Belize and Guatemala have negotiated over the years and have arrived at many tentative agreements, but none have reached the referendum stage. The Belizean people completely rejected the Webster’s Proposals of 1968 and the Heads of Agreements of 1981, and the Guatemalan government rejected the Ramphal/Reichler Proposals of 2002.
Briefly, if we vote YES to the Compromis, we are agreeing for a court to decide if there is any merit to Guatemala’s claim. This claim has tormented us for generations and a considerable number of Belizeans feel that the ICJ would put it to an end, at least stop Guatemala from holding it over our heads. And those who vote NO are of the belief that there are huge risks, and there are better ways to deal with this Guatemalan claim.
It’s a dilemma for many people. Conceivably, there’ll be people in the line who will not be certain how they will vote when they are handed the paper with the existential question by the returning officer. There will also be people who KNOW they aren’t ready to decide which answer, yes or no, is better for Belize, so they will stay at home or just go about their regular business.

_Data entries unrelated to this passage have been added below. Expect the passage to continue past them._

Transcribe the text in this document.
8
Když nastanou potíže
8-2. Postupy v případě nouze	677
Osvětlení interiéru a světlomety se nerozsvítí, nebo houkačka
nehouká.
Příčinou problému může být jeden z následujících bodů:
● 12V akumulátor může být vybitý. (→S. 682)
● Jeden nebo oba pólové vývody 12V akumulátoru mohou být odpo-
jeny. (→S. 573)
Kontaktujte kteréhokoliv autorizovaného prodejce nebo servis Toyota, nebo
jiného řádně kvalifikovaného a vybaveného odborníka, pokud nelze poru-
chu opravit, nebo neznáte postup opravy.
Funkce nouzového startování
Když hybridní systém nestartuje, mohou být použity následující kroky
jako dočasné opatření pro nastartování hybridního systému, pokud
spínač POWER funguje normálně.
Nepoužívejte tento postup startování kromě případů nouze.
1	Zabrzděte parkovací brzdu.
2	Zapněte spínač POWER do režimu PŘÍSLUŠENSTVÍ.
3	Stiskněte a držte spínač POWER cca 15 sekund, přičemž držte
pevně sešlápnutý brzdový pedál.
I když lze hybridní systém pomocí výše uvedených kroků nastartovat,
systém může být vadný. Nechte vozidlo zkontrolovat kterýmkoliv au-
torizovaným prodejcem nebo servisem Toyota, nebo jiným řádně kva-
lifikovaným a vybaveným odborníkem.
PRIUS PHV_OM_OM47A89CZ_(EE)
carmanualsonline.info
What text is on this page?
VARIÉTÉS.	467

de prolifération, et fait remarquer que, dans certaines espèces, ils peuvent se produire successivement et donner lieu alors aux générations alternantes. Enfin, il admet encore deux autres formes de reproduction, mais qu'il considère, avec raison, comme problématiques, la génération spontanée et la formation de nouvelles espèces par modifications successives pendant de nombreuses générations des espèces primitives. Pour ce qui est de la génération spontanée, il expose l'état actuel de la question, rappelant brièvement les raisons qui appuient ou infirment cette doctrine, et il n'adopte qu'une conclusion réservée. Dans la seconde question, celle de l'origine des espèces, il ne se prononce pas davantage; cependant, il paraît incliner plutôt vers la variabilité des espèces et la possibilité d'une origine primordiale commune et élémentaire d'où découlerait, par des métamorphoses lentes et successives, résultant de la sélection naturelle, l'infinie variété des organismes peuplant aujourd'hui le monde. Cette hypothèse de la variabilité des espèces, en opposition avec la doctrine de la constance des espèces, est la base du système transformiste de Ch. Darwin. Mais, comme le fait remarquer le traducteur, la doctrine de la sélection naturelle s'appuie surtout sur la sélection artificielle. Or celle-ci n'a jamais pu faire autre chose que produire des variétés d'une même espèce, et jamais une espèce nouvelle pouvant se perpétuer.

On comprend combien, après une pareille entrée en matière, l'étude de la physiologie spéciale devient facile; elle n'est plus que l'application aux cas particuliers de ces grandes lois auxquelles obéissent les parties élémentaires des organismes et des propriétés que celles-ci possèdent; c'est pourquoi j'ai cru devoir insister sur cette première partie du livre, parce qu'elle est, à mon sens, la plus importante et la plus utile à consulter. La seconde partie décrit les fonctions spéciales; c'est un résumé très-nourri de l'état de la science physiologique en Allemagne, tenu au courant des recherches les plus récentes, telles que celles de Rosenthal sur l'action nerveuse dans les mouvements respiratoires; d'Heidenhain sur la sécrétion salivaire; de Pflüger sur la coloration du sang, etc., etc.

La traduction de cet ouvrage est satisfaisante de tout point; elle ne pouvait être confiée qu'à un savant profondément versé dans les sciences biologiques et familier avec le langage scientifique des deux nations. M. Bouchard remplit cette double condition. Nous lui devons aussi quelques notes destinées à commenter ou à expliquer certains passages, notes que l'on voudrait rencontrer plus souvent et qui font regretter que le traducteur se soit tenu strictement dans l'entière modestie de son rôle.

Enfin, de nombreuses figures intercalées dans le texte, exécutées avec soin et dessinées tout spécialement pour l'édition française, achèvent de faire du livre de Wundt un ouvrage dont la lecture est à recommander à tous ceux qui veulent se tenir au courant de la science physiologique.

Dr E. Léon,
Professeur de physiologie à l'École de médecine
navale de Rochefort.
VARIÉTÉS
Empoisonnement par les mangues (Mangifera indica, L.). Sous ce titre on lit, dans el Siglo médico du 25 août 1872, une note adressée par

There are Belizeans who just reject the process. For some, the Compromis (Special Agreement) is too big to ponder; for some, they are completely frustrated with political leaders in Belize and have decided to not participate in any process in which they are involved; for some, they don’t believe they have been Belizean long enough to choose yes or no; and for some their participation is not possible because of religious reasons.
This suggestion is not for those in the group that reject the process. This suggestion is for Belizeans who are in doubt about the way forward, and those who have been disenfranchised. Those who have the right to vote, but can’t choose, the suggestion is that you take your ballot and write NO, to Guatemala.
If you are a disenfranchised Belizean at home, write on a piece of paper, YES, or NO to Guatemala, buy an envelope, and mail it to your area representative. If you are a disenfranchised Belizean living abroad, do the same and mail it to the representative of the area where you registered as a voter when you were living here.
When the referendum is called, vote. Let your vote be counted, or mentioned.